Sea Captain A.O. Röse
Family Grave 

Wednesday, 5 September 2012

The Little Things

There are three things in life I appreciate: 
kaya toast, morning Milo,
and high ceilings in my classroom.

Confidence is Key

Apologies, apologies, a thousand apologies! I have been meaning to write again, but every time I arrive back at home I am absolutely knackered. For the past few days I have been powering through a cold, and I am unusually winded in the mornings climbing the four flights of stairs to my classroom. Nevertheless, I shall prevail against this too. My mind is currently being pushed back by the pressure in my sinus cavities, so you will forgive me if my train of thought derails from time to time.

I have been, as you know, dreadfully busy, though things are more or less beginning to fall into a rhythm, and lesson planning isn't quite as staccato or frenetic. Still I cannot honestly say I have moved past the point of lesson planning in the shower. I wonder if that ever goes away.
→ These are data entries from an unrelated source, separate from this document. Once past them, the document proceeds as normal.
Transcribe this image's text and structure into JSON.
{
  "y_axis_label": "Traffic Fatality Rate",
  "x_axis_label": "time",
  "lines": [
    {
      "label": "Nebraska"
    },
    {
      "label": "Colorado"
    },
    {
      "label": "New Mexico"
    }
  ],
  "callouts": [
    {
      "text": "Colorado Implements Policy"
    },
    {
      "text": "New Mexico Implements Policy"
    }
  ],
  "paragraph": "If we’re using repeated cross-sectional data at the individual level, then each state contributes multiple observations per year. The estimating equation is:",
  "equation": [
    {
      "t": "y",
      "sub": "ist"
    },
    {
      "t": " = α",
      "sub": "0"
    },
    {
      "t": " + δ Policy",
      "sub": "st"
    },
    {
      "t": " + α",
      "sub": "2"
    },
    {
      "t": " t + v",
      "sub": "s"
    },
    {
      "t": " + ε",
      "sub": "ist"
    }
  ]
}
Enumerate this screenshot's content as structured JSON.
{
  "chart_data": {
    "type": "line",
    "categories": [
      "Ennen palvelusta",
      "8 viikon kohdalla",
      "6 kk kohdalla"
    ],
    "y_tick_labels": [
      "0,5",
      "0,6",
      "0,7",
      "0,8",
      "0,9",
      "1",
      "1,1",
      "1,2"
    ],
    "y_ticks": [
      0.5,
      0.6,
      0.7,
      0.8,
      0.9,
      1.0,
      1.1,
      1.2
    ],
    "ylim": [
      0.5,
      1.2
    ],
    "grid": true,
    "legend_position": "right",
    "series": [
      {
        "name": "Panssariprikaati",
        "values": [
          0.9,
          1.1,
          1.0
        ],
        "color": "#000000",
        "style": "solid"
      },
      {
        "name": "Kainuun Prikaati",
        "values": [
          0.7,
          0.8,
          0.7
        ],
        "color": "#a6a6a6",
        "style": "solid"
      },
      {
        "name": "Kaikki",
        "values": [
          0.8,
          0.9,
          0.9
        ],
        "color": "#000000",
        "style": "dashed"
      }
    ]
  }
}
I enjoy teaching, but not the technicalities of it. I feel my best ideas come naturally before class. The best ones so far include using the Avengers to teach plot diagramming, Fantasia 2000 for internal/external conflict; having the seventh graders rewrite a fight scene in Rikki Tikki Tavi from another character's perspective, comparing and contrasting fonts and templates in Newspaper, bringing in Scot Byrd, school IT support cum American football aficionado extraordinaire, to explain American football to my mostly ignorant-of-the-sport sixth graders. The hands flew up for question time. "How many penalties are there? Can you punch the other players?" I have enjoyed abusing the mass emailing system of the school's internet, moving Master Kelley's vuvuzela around his office when he is away, and reading the answers to the personal questionnaire I had the students fill out in their thin, enthusiastic handwriting.

What is your name?

What do you want to be called?
Awesome kid

And, of course, I enjoy the happy "Good morning, Ms. Gabriel!" that students are wont to offer on Mondays through Fridays, excepting Wednesdays.